CoreChem:Hydration of Ions
From ChemPRIME
The resolution of this apparent paradox lies in the interactions between ions and the molecules of water or other polar solvents. The negative (oxygen) side of a dipolar water molecule attracts and is attracted by any positive ion in solution. Because of this ion-dipole force, water molecules cluster around positive ions, as shown in Figure 1a. Similarly, the positive (hydrogen) ends of water molecules are attracted to negative ions. This process, in which either a positive or a negative ion attracts water molecules to its immediate vicinity, is called hydration.
When water molecules move closer to ions under the influence of their mutual attraction, there is a net lowering of the potential energy of the microscopic particles. This counteracts the increase in potential energy which occurs when ions are separated from a crystal lattice against their attractions for other ions.
Thus the process of dissolving an ionic solid may be divided into the two hypothetical steps shown in Fig. 2. First, the crystalline salt is separated into gaseous ions. The heat energy absorbed when the ions are separated this way is called the lattice enthalpy (or sometimes the lattice energy). Next, the separate ions are placed in solution; that is, water molecules are permitted to surround the ions. The enthalpy change for this process is called the hydration enthalpy.
 |
Task: This image should be re-done, according to the corrections for 2nd ed. Jshorb 01:09, 4 September 2009 (UTC) ( John Moore ) |
Since there is a lowering of the potential energy of the ions and water molecules, heat energy is given off and hydration enthalpies are invariably negative.

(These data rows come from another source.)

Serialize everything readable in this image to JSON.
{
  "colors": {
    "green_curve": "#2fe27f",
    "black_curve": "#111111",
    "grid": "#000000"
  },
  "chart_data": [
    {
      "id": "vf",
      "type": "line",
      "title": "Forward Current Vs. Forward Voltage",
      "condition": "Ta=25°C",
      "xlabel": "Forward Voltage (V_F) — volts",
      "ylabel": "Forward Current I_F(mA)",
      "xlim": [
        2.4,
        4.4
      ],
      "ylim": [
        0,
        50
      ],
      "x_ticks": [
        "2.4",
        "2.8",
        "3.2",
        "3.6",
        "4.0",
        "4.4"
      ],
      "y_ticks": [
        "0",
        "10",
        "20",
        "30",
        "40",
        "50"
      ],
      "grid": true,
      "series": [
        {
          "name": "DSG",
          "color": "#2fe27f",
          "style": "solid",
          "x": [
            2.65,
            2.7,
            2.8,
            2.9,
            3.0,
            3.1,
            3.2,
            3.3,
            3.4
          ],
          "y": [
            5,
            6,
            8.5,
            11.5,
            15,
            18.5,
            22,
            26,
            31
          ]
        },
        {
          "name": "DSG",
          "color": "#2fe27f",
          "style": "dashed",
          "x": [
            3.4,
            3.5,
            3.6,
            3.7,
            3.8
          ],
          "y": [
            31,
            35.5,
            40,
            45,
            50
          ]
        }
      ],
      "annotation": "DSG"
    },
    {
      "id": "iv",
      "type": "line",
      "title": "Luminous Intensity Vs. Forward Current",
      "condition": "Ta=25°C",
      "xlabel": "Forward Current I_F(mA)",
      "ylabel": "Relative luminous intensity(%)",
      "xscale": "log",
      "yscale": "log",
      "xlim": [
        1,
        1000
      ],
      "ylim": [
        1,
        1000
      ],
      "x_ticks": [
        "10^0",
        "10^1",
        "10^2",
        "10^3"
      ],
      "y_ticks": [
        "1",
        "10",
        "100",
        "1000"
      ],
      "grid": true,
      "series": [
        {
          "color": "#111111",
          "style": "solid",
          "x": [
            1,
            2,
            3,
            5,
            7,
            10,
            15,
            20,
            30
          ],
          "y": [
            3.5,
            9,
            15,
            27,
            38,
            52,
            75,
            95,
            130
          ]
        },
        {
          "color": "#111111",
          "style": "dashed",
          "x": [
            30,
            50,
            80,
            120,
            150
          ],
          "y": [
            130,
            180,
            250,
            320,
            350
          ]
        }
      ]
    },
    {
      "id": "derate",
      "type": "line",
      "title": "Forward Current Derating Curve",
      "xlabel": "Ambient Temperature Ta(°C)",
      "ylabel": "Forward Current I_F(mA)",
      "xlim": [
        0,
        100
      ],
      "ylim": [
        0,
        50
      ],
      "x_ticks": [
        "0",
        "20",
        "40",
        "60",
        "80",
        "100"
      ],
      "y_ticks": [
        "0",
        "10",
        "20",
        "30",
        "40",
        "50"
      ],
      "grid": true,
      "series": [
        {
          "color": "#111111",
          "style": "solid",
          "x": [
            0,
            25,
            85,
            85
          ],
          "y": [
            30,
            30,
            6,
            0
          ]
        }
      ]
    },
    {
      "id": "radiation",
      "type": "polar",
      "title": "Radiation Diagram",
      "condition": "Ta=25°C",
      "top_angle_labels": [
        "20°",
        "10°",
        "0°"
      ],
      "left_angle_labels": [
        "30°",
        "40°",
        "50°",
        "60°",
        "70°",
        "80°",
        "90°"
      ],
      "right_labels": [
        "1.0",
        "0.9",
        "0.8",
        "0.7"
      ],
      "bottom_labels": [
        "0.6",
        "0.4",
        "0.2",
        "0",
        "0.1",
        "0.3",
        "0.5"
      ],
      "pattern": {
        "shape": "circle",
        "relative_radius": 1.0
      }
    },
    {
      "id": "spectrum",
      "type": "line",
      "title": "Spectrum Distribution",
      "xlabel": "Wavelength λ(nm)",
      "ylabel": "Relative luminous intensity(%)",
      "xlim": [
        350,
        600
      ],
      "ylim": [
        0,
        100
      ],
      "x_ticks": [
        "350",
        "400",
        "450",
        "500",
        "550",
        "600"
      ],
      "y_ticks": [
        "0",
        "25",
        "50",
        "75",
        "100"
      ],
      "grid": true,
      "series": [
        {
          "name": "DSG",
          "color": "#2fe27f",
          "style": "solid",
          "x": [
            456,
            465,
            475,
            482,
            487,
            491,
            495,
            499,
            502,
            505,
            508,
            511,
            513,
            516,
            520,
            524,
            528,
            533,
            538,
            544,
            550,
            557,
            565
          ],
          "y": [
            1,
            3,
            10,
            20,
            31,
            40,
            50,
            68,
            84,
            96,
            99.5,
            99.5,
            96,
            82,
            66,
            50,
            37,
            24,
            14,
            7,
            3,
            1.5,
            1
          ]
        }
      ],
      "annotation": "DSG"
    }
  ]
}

The heat energy absorbed when a solute dissolves (at a pressure of 1.00 atm) is called the enthalpy of solution. It can be calculated using Hess' law, provided the lattice enthalpy and hydration enthalpy are known.
EXAMPLE 1 Using data given in Fig. 2, calculate the enthalpy of solution for NaCl(s).
Solution According to the figure, the lattice enthalpy is 773 kJ mol–1. The hydration enthalpy is – 769 kJ mol–1. Thus we can write the thermo-chemical equations
NaCl(s) → Na+(g) + Cl–(g) ΔHl = 773 kJ mol–1
Na+(g) + Cl–(g) → Na+(aq) + Cl–(aq) ΔHh = –769 kJ mol–1
NaCl(s) → Na+(aq) + Cl–(aq) ΔHs = ΔHl + ΔHh
ΔHs = (773 – 769) kJ mol–1 = +4 kJ mol–1
When NaCl(s) dissolves, 773 kJ is required to pull apart a mole of Na+ ions from a mole of Cl– ions, but almost all of this requirement is provided by the 769 kJ released when the mole of Na+ and the mole of Cl– becomes surrounded by water dipoles. Only 4 kJ of heat energy is absorbed from the surroundings when a mole of NaCl(s) dissolves. You can verify the small size of this enthalpy change by putting a few grains of salt on your moist tongue. The quantity of heat energy absorbed as the salt dissolves is so small that you will feel no cooling, even though your tongue is quite a sensitive indicator of temperature changes.
Few molecules are both small enough and polar to cluster around positive and negative ions in solution as water does. Consequently water is one of the few liquids which readily dissolves many ionic solids. Hydration of Na+, Cl– and other ions in aqueous solution prevents them from attracting each other into a crystal lattice and precipitating.